WASHINGTON - Federal Reserve examiners need additional training so they can properly apply commercial real estate lending rules, the central bank's inspector general found in one of six audits recently sent to Congress.

Other reviews examined the failure of California's Pioneer Bank, and the finances of the central bank and the Federal Financial Institutions Examination Council.

In the commercial real estate audit, the office of Inspector General Brent Bowen reviewed how three examination teams implemented Title XI of the Financial Institutions Reform, Recovery, and Enforcement Act of 1989. That provision requires banks to obtain written appraisals by competent professionals for all commercial real estate loans.

The inspector general found that banks violated the rules by failing to secure new appraisals when renewing a loan by allowing the borrower to arrange the appraisal, by getting the appraisal after the loan had closed, and by not hiring professionals to do the work.

The inspector general found that only one of the Fed's three examination teams did an adequate job of uncovering the defects of a commercial real estate program.

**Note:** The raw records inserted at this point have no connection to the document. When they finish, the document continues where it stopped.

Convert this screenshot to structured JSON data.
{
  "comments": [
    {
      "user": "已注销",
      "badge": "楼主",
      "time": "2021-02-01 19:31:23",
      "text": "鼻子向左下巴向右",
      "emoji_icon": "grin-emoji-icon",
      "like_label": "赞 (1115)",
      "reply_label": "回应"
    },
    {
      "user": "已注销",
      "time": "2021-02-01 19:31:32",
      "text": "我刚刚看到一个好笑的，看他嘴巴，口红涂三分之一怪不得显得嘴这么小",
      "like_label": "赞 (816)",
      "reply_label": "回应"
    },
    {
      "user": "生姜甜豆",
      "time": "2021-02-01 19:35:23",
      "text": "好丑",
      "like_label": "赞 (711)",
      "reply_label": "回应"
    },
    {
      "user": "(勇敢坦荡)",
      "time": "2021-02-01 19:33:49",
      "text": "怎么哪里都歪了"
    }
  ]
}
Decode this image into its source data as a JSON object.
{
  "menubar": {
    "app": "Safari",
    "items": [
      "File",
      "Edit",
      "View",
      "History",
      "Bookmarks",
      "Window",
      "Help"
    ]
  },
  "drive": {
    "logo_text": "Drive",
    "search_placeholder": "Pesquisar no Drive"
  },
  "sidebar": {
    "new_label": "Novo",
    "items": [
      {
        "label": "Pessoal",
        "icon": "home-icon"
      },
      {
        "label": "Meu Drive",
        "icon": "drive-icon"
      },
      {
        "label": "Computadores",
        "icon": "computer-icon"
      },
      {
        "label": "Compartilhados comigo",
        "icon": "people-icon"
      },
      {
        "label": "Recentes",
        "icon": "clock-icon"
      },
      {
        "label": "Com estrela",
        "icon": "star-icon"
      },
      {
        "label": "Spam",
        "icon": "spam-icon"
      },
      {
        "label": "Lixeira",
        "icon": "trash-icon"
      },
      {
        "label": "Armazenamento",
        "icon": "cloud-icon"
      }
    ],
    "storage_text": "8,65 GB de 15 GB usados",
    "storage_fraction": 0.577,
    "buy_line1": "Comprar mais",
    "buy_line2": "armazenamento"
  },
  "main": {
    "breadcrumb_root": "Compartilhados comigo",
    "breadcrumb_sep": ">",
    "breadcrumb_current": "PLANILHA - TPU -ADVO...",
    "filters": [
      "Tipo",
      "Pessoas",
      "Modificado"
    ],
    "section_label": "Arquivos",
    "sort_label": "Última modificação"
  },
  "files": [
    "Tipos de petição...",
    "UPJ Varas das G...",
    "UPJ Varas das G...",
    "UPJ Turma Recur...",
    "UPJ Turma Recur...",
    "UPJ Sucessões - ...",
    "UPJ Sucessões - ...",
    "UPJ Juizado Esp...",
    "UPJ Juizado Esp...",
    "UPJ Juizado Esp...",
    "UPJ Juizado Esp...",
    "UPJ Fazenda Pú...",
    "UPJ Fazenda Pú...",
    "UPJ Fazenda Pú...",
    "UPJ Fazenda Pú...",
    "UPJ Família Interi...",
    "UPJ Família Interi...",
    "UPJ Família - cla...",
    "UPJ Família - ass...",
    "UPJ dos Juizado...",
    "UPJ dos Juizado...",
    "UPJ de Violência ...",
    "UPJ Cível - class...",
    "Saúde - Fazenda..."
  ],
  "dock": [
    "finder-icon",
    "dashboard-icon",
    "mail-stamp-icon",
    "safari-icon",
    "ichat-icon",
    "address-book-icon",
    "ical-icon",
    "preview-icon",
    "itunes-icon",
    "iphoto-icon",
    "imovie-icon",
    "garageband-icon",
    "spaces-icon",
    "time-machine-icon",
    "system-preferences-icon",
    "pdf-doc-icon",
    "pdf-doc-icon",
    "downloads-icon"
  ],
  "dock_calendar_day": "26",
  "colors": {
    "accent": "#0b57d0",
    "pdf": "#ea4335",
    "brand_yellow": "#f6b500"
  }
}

Some of the defects were quite egregious, the inspector general said. One report, involving a $1.5 million loan, was so faulty that one appraiser who reviewed the document called it worthless. "I have no faith in the value conclusion," the inspector general quotes the appraiser as saying. In another case, an examiner accepted an 1989 appraisal for a 1993 loan renewal even though the property was generating considerably less income than expected.

Also, the inspector general discovered that all three teams failed to conduct a separate review of each bank's real estate-related internal controls. The inspector general said this allowed loan officers connected to the transaction to review the appraisals, and it permitted departments to operate without written rules.

The Fed can correct the problem if it provides commercial real estate auditors with "comprehensive" appraisal training, and if it designs an appraisal check list to aid examiners, the inspector general concluded.

The inspector general also encouraged the Fed to implement quality assurance program for loan reviews, saying that could detect some of the appraisal problems.

Richard Spillenkothen, the Fed's director of banking supervision and regulation, said in a letter attached to the audit that the inspector general overstated the significance of the deficiencies. Also, he said none of the problems resulted in losses at the banks, and he said the audit occurred at the same time the public was criticizing the Fed for focusing too much on technical violations.

But his area still plans to give the recommendations "careful consideration," Mr. Spillenkothen said.

The inspector general also announced that his office received 314 complaints and referrals during the six-month period ending March 31.

None of the complaints alleged fraud, abuse or waste in Fed programs or operations. But the Fed board did refer three matters to the inspector general.

About a third of the 314 cases involved problems with Treasury bills, savings bonds, and consumer fraud. Another 37 pertained to consumer complaints against specific banks.

The inspector general defined the remaining 166 as "general and nonspecific."

The complaints caused the inspector general to initiate one formal investigation.